You saw it, and it gave you a basis, and I did want to go on and see the next movie. I’m still going to choose the book in this case, but um, I’m not completely in utter disagreement with you.
[01:11:41] Josiah: My final verdict is that the book is better than the movie. This is not the best Twilight book, and it’s not the best Twilight movie.
If you’re looking for romance, it’s going to it’s going to be the best book. I guess that’s not my number one concern. But the book makes Bella more likable. And even though the movie works to foreshadow James as the ultimate conflict of the movie. The book makes Bella a better character. I don’t think I’ll say this about the future books.
Spoiler alert, but this book is better than the movie. It was so it was directed so weirdly. There were so many. Oh, yeah. Color filter can’t get over that color filter. I think most of the actors were chosen poorly, and I think it affects the rest of the series. But yeah, book is better this
[01:12:39] Rebekah: time.
I personally think that this movie was trash, so I hated the adaptation. I hated the blue coloring. I thought, I think that the characters of Edward and Bella had zero chemistry, which I do think they have more chemistry literally in every other Twilight movie after this. I think it was very poorly directed.
I watched some of the bonus content from the Twilight movie just to see what it was like and even when the actors are like going back with Hardwick and seeing some of the places that they shot, I felt like they felt awkward with her. Like I don’t think that she directed this well. I think it, it comes more down to that.
I don’t think that like the actors are to blame necessarily. Particularly as we’ve said, both Robert Pattinson and Kristen Stewart actually can act, believe it or not. And you don’t realize that until later on in the series slash in literally other like IPs that they do. But I. Enjoyed the book so much.

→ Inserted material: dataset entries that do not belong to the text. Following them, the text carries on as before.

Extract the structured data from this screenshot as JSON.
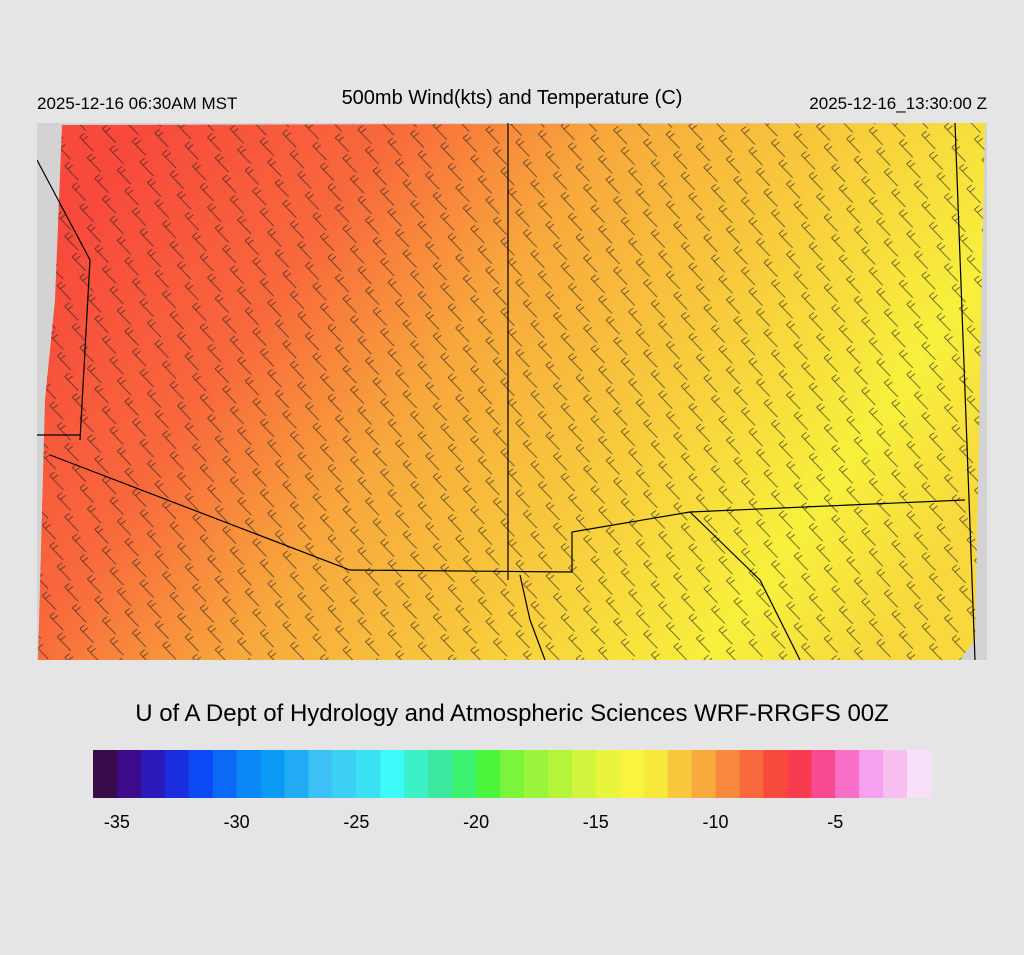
{
  "header": {
    "left": "2025-12-16 06:30AM MST",
    "title": "500mb Wind(kts) and Temperature (C)",
    "right": "2025-12-16_13:30:00 Z"
  },
  "credit": "U of A Dept of Hydrology and Atmospheric Sciences WRF-RRGFS 00Z",
  "colorbar": {
    "clim": [
      -36,
      -1
    ],
    "ticks": [
      -35,
      -30,
      -25,
      -20,
      -15,
      -10,
      -5
    ],
    "colors": [
      "#3a0a4a",
      "#3d0a8c",
      "#2a1ab8",
      "#1a2ee0",
      "#0a4af5",
      "#0a6af5",
      "#0a86f5",
      "#0a9af5",
      "#22aaf5",
      "#3cc0f5",
      "#3cd0f5",
      "#3ce0f5",
      "#3cfafa",
      "#3cf0c8",
      "#3ce8a0",
      "#3cf070",
      "#4af53c",
      "#7af53c",
      "#9af53c",
      "#b4f53c",
      "#d0f53c",
      "#e8f53c",
      "#f8f53c",
      "#f8e83c",
      "#f8c83c",
      "#f8aa3c",
      "#f8883c",
      "#f8683c",
      "#f84a3c",
      "#f83c50",
      "#f84a90",
      "#f870c8",
      "#f8a0f0",
      "#f8c0f0",
      "#f8e0f8"
    ]
  }
}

I think the book is better almost all the time, obviously. So I’m an easy one, but I enjoyed the book better. I think that it was a more engaging story. I liked the characters in the book so much more than I liked the characters in the movie, the way that they were portrayed. And despite the fact that I felt like the whole James thing felt extraneous, honestly, like I definitely enjoyed the book.
Hey, thanks for listening. If you have questions, feedback, or future episode ideas, email us at bookisbetterpod@gmail.com. You can find us on social media most places online @bookisbetterpod. Please leave a rating and review on your favorite pod catcher. It helps us out a ton. And in two weeks, we’ll be dropping our episode on new moon eclipse and the short second life of Bree Tanner until then enjoy your fall.
[01:14:28] Donna: It’s similar to the Harry Potty series. The Harry Potter.
[01:14:32] Rebekah: Harry Potty!
[01:14:35] Donna: It’s similar to the Harry Potter series. I’m
[01:14:38] Rebekah: sorry, it’s now Harry Potty. For the rest of your life.